In the following, we assume that science-based modifying a chemical composition and aligning a structure of defect metal crystals due to the nano-reinforced strengthening minimize the strain localization effects responsible for the lower strength and degradation of micromechanical properties. In this respect, the method of nanophase strengthening takes precedence over age-hardening when overcoming the concentrated sliding with localized shear. Nanophase strengthening is most likely to extend an amount of uniform tensile strain responsible for the formation of dislocation creep resistance and the delayed effect of a premature fracturing.

It thus appears that there may be considerable scope for further alloy development. Such an approach is believed to be a powerful starting point and considerable scope for further improvement of the newly developed alloys with minimal tendency to localized shear. The research is not only motivated by the basic science aspect but also the expectation that novel properties will lead to new technological and industrial applications. It is hoped that the basic information obtained would assist in the further development of new families of discontinuously nano-reinforced hcp magnesium and hcp zirconium alloys with the potential for technological applications at higher temperatures and stresses.

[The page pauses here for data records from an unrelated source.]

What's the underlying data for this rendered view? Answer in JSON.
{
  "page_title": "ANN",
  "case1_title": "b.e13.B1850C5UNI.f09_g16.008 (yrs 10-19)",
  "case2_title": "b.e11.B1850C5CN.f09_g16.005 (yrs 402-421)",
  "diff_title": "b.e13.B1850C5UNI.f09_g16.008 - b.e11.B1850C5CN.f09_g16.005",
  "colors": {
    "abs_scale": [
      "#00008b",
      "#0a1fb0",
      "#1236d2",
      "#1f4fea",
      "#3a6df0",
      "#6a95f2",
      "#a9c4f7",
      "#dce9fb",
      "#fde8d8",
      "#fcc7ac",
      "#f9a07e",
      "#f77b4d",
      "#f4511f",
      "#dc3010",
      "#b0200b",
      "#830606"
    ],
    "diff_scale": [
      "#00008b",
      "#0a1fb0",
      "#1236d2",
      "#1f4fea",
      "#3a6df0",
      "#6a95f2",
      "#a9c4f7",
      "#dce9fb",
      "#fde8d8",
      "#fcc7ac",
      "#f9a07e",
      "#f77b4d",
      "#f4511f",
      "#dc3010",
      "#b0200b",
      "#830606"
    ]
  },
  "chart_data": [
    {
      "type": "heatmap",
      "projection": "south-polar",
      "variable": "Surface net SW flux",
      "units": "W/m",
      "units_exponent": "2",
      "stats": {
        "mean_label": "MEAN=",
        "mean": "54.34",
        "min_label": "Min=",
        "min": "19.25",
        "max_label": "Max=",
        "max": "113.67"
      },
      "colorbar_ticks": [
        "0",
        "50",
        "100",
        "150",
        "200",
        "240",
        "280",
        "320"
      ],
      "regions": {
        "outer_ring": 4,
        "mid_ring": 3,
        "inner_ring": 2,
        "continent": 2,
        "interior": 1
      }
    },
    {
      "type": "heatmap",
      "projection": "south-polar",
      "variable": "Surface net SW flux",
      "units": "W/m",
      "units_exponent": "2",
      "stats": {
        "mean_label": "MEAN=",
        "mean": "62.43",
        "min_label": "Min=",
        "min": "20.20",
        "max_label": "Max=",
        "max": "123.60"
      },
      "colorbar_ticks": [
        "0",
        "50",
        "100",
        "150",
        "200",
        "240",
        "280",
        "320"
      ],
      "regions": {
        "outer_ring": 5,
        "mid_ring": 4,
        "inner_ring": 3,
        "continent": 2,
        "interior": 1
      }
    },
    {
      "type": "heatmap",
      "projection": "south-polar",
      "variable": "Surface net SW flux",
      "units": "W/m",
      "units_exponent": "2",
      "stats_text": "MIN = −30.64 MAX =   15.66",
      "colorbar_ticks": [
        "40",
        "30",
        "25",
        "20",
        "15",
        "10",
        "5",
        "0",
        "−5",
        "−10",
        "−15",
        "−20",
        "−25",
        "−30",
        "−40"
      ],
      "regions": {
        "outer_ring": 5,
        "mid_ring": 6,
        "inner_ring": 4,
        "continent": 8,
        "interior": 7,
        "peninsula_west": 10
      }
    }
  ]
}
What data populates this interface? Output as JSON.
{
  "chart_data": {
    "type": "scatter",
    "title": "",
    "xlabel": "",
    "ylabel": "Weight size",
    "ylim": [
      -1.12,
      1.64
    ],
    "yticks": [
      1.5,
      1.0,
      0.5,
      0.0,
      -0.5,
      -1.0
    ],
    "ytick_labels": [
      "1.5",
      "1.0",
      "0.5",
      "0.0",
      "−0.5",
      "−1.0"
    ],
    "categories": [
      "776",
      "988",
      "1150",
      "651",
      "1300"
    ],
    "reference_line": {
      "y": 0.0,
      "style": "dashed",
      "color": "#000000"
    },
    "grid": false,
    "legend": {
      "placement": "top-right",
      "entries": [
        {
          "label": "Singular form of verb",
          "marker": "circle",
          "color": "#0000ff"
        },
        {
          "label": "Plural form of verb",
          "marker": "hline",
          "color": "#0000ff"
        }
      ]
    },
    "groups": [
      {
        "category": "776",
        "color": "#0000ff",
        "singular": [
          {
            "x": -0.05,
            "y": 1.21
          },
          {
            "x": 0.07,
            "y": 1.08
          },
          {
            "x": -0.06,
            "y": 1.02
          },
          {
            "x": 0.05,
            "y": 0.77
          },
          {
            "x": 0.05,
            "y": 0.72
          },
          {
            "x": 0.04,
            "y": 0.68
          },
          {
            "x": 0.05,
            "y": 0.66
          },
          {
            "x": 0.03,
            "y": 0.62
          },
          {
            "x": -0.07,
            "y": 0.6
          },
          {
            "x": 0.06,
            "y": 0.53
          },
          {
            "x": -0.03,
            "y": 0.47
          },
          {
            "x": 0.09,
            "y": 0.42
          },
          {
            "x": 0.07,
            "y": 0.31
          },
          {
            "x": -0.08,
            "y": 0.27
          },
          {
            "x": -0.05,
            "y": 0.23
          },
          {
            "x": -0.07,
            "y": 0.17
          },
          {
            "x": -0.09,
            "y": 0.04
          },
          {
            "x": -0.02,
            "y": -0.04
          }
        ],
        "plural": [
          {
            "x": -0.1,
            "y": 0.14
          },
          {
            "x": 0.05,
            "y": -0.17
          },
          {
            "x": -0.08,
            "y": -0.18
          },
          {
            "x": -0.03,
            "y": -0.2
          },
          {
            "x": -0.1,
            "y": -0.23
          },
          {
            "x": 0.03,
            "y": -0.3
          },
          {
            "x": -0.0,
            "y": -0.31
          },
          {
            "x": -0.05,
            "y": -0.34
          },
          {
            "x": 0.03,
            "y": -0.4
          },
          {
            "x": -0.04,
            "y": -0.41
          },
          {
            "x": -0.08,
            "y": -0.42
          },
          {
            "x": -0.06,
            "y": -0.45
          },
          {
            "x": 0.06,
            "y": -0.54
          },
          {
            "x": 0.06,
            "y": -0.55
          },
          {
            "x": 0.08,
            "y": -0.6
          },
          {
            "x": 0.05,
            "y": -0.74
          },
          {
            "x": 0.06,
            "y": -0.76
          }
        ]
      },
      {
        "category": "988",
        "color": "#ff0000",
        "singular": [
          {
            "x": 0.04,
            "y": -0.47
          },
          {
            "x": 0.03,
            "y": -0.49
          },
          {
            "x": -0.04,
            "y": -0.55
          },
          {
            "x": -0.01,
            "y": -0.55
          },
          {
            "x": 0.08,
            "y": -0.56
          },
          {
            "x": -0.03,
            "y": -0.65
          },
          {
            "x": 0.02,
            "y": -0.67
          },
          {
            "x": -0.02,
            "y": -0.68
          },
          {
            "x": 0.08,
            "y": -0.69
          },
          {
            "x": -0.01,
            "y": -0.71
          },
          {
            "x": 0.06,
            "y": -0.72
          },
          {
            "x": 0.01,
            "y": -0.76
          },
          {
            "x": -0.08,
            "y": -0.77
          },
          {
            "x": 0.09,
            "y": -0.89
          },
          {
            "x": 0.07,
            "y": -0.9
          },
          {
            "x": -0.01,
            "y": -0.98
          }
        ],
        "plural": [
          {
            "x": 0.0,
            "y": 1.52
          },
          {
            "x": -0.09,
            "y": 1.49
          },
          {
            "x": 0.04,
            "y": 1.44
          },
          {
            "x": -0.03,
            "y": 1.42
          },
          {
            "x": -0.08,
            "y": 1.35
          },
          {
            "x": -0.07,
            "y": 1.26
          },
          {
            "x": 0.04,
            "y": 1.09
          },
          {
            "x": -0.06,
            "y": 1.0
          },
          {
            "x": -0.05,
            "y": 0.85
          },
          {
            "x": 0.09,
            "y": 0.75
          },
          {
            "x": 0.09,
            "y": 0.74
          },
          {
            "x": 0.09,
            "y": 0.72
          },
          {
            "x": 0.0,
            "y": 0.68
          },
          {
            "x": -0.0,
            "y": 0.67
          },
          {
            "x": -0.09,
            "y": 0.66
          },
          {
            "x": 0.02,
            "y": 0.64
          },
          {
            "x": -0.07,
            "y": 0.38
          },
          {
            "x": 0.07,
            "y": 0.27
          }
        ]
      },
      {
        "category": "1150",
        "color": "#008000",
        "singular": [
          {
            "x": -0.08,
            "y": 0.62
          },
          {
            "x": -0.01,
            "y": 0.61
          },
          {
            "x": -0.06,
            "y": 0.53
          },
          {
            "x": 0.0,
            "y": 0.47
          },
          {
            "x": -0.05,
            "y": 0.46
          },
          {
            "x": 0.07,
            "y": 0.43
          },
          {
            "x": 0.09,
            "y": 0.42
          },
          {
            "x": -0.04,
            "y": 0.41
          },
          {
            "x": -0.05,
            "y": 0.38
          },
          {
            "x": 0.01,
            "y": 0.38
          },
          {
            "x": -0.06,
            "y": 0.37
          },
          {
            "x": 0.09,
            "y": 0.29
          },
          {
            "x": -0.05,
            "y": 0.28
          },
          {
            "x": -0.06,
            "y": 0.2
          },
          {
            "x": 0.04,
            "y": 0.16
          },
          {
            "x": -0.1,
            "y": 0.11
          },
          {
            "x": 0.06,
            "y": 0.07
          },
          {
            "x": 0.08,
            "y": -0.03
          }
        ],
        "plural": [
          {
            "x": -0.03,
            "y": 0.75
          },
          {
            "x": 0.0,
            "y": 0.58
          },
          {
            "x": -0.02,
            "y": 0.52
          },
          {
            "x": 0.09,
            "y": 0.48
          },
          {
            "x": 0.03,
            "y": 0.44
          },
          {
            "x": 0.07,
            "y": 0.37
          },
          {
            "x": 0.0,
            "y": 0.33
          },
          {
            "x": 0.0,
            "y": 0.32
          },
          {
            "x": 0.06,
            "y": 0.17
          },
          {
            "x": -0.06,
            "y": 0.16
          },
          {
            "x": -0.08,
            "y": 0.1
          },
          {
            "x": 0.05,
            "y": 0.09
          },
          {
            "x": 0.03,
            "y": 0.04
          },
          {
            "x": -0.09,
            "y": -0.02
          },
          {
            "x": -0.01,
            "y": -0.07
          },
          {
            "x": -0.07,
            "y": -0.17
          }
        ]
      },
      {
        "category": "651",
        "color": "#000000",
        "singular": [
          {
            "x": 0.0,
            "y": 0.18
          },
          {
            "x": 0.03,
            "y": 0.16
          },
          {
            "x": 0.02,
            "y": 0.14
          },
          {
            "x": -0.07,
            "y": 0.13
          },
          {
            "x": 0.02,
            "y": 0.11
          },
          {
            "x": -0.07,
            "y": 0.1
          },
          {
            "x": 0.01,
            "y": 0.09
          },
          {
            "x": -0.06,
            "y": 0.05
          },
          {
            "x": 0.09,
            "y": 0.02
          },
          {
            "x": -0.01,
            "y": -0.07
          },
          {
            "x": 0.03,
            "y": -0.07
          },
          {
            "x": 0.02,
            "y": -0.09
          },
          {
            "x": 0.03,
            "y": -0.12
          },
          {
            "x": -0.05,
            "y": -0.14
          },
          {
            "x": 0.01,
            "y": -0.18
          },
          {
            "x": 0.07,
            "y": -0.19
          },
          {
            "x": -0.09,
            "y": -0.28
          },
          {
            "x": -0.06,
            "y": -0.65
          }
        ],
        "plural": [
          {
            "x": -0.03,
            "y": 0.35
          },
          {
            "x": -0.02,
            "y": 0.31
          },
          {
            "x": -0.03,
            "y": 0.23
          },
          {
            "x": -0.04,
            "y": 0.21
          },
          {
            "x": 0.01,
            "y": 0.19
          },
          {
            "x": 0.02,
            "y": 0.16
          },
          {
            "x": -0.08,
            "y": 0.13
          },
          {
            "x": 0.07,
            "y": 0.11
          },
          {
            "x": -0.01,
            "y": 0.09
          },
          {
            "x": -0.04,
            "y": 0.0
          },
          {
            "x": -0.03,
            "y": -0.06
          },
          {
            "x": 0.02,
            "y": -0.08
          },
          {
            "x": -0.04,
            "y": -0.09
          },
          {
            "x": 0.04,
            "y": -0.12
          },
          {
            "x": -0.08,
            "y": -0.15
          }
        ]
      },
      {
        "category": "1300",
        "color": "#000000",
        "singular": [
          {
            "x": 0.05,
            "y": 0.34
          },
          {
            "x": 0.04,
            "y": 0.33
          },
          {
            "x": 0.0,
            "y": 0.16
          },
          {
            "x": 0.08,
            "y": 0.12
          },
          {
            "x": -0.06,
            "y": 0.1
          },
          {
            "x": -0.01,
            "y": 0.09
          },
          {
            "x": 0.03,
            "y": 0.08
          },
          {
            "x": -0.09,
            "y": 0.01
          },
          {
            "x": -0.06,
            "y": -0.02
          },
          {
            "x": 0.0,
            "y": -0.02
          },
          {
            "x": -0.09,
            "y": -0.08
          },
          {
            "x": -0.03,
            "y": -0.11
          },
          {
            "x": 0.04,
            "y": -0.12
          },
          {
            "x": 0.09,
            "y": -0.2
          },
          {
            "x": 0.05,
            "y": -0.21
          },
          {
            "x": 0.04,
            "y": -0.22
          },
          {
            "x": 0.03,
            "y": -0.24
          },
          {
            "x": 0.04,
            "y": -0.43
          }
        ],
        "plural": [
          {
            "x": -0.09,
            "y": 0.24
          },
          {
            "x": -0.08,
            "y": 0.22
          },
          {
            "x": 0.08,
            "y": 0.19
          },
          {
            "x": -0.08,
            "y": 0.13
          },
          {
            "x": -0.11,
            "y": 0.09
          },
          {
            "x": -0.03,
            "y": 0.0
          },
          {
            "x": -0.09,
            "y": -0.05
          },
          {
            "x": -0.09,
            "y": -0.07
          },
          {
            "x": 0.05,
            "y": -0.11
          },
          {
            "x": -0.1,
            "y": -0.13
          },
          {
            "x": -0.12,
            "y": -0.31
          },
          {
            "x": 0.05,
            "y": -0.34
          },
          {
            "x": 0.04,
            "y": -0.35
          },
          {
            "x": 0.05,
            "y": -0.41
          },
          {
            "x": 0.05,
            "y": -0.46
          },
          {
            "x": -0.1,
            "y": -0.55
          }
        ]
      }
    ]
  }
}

The nanophase strengthening by nano-dispersoids in association with nano-precipitation hardening should be considered as an effective means of producing a desirable combination of dislocation creep resistance, thermal stability and long-term strength of hcp crystals with deficiency of sliding systems, Both mechanisms appear well suited for their development to overcome the embrittling problems concerning planer slip and strain localization. Furthermore, chemically homogeneous alloys and their higher-speed treatment are required for the uniform bulk distributions of nanoparticles during their processing in the multicomponent alloys under consideration.


The author is indebted to Prof. A.I. Dechtyar, Prof. B.A. Movchan and Prof. M.V. Stern for their continued interest and advice throughout the course of this research. This research did not receive any specific grant from funding agencies in the public, commercial, or not-for-profit sectors. The author declares no conflict of interest.